Obama’s Columbia Records

This article is from the archive of The New York Sun before the launch of its new website in 2022. The Sun has neither altered nor updated such articles but will seek to correct any errors, mis-categorizations or other problems introduced during transfer.

The New York Sun

It looks like President Obama will go to the polls for the last time with the voters still in the dark in respect of his years at Columbia University. The question mark over that period of his life has always rankled us. The New York Times in 2007 assigned one of its finest reporters, in Janny Scott, to scour the university for clues in respect of the president. No doubt she came up against the same stone wall that our Ross Goldberg came up against — namely the Family Educational Rights and Privacy Act, which Columbia has cited to excuse its refusal to divulge any of the information it holds on the president it supports for re-election.

When we inquired, which was in 2008, Columbia couldn’t have been more tightlipped if it were holding details of war-time troop movements. Reported Mr. Goldberg: “A spokesman for the university, Brian Connolly, confirmed that Mr. Obama spent two years at Columbia College and graduated in 1983 with a major in political science. He did not receive honors, Mr. Connolly said, though specific information on his grades is sealed.” That is really about limit of what the voters will know from the Columbia administration about the future president’s years there, unless he signs some sort of waiver to authorize the rapid release of what the university has on file.
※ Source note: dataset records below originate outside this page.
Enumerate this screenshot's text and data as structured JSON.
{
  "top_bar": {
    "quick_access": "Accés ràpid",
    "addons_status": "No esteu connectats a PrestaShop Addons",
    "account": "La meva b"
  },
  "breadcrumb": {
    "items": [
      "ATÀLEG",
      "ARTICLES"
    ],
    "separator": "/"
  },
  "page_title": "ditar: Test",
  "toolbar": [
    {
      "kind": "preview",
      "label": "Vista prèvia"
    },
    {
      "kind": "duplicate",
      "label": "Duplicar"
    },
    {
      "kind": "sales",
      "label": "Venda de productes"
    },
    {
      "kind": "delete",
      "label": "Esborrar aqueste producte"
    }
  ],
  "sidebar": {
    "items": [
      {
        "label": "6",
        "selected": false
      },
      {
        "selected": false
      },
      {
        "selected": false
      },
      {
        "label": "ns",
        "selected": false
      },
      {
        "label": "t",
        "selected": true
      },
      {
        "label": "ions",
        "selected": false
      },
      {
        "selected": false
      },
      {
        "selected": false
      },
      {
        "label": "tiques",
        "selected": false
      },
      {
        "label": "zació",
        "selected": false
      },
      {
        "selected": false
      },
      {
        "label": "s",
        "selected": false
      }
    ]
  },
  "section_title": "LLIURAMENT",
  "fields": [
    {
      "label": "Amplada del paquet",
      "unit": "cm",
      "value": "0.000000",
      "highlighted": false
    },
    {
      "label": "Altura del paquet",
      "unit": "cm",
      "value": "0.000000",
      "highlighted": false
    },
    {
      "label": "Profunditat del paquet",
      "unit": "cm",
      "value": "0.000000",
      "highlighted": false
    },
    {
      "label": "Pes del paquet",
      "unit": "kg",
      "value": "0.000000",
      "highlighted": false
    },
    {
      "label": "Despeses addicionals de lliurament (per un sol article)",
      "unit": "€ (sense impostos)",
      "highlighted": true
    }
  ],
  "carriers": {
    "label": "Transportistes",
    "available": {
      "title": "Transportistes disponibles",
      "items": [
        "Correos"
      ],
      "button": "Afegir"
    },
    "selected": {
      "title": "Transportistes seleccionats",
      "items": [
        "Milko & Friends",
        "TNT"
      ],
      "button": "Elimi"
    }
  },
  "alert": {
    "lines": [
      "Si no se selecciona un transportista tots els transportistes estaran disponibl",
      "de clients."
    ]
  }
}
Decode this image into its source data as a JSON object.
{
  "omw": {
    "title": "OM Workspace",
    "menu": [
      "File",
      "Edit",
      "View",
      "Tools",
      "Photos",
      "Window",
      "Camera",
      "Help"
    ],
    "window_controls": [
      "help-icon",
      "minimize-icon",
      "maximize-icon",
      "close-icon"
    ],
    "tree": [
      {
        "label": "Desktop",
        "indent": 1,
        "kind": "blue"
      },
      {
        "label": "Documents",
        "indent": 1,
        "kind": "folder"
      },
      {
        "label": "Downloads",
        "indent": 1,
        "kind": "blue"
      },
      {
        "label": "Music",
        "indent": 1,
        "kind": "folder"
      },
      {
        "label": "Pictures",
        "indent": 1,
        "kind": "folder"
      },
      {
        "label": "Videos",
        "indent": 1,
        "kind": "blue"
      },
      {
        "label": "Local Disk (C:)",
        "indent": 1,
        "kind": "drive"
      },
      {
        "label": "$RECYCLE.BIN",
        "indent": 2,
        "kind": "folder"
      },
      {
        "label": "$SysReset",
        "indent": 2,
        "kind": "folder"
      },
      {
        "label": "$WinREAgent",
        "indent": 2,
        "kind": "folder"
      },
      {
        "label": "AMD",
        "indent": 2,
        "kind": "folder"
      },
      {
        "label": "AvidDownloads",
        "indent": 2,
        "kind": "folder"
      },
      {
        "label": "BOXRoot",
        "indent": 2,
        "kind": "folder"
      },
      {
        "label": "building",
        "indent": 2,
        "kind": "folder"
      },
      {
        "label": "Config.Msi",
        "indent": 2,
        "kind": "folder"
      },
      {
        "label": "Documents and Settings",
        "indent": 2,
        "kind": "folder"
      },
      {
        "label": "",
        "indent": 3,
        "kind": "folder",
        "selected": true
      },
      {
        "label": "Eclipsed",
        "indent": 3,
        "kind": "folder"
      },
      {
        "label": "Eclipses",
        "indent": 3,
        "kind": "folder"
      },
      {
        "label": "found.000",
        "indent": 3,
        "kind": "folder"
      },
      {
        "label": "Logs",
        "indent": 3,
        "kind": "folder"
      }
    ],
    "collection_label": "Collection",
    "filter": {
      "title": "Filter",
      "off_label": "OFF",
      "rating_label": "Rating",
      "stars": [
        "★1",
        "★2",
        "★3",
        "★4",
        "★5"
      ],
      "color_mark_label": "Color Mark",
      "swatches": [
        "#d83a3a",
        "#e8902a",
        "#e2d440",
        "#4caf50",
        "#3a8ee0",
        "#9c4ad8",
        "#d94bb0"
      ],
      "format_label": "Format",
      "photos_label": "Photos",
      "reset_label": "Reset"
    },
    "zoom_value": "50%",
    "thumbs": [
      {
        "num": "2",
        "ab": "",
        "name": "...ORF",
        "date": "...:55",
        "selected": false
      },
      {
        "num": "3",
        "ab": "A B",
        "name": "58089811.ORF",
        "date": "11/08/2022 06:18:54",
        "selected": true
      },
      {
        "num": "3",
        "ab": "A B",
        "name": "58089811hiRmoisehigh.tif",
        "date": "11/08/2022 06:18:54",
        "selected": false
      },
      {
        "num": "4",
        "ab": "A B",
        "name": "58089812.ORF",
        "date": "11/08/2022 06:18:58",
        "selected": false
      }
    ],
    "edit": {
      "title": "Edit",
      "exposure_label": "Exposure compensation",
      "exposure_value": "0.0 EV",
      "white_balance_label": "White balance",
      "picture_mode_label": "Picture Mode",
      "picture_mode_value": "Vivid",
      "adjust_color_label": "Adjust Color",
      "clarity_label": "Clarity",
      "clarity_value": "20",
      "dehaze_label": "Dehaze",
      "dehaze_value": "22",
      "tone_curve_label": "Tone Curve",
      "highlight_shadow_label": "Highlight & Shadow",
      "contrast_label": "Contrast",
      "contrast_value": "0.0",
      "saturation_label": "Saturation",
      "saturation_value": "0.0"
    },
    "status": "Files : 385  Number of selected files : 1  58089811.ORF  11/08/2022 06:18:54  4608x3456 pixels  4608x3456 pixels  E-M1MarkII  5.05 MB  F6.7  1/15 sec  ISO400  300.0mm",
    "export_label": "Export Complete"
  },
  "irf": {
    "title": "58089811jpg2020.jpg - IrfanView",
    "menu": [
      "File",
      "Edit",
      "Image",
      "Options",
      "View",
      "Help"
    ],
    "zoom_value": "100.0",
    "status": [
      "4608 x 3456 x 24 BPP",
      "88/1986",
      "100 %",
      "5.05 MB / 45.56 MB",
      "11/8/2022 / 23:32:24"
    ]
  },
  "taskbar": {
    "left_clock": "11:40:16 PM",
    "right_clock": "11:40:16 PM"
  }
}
To mark the principle, the Sun offers herewith a draft waiver that we believe the president could sign to enable the press and the voters to get a look at his undergraduate record. The president hasn’t signed it. We are not lawyers, and are not offering legal advice. But it looks to us like this ought to address Columbia’s concerns in respect of federal law. The law was spearheaded years ago by one of our favorite political figures, James Buckley, who won his set on the Conservative line in the Empire State. Whatever merits FERPA might or might not have, it was never intended to cast a secret cover over the record of individuals we elect to the highest office in the land.

Let us just add that the Sun is not with the birthers. Our interest in Mr. Obama’s undergraduate record does not spring from doubts about his birth in Hawaii or his parentage or his constitutional qualifications to be president. The voters decided that long ago. It is directed to what he studied and wrote at Columbia, though we recommend the President waive FERPA in respect of any records on him Columbia holds. Whether this would have any impact on the vote that is about to take place, we have no idea. But it has bothered us for years that this information has been kept beyond the reach of the voters, particularly in an era when it is the liberals who are always carrying on about the virtues of transparency. Hence our draft waiver. If Mr. Obama doesn’t want to sign it before he goes to the polls, let him sign it promptly afterward as a gift to the historians.